I may soon be of little use in a government health care system.  The Medicare policies each year bring more and more cuts, which are becoming steep enough to jeopardize hospital margins nationwide, and the red tape, paperwork, middle men, and policies are burdensome, and ultimately ration care while failing to contain costs.  I'm wondering what job I will do once Medicine tanks (which is probably in my near-future).

I'm wondering if I should stay in Scottsbluff or head to Colorado, where my heart lies.  This, thankfully, is not a question that keeps me awake at night.  I could be happy just about anywhere.

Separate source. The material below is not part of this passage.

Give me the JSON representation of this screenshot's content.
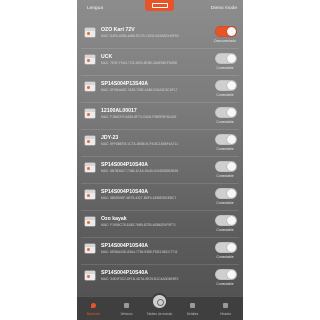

Probably the crux of the matter is that I'm wondering if the Second Coming will come, already.  The more I think about it, I am turning into one of those crazy Jesus-freaks that talks too much about Heaven and sounds like I have a death wish.  I am not suicidal or fatalistic--I'm just listening to the earth groaning (and me along with it), thinking it would be good to just get this earthly labor over with.  Gracefully depart.  Fly away, oh glory.  Something tells me I have a long way to go... Bummer.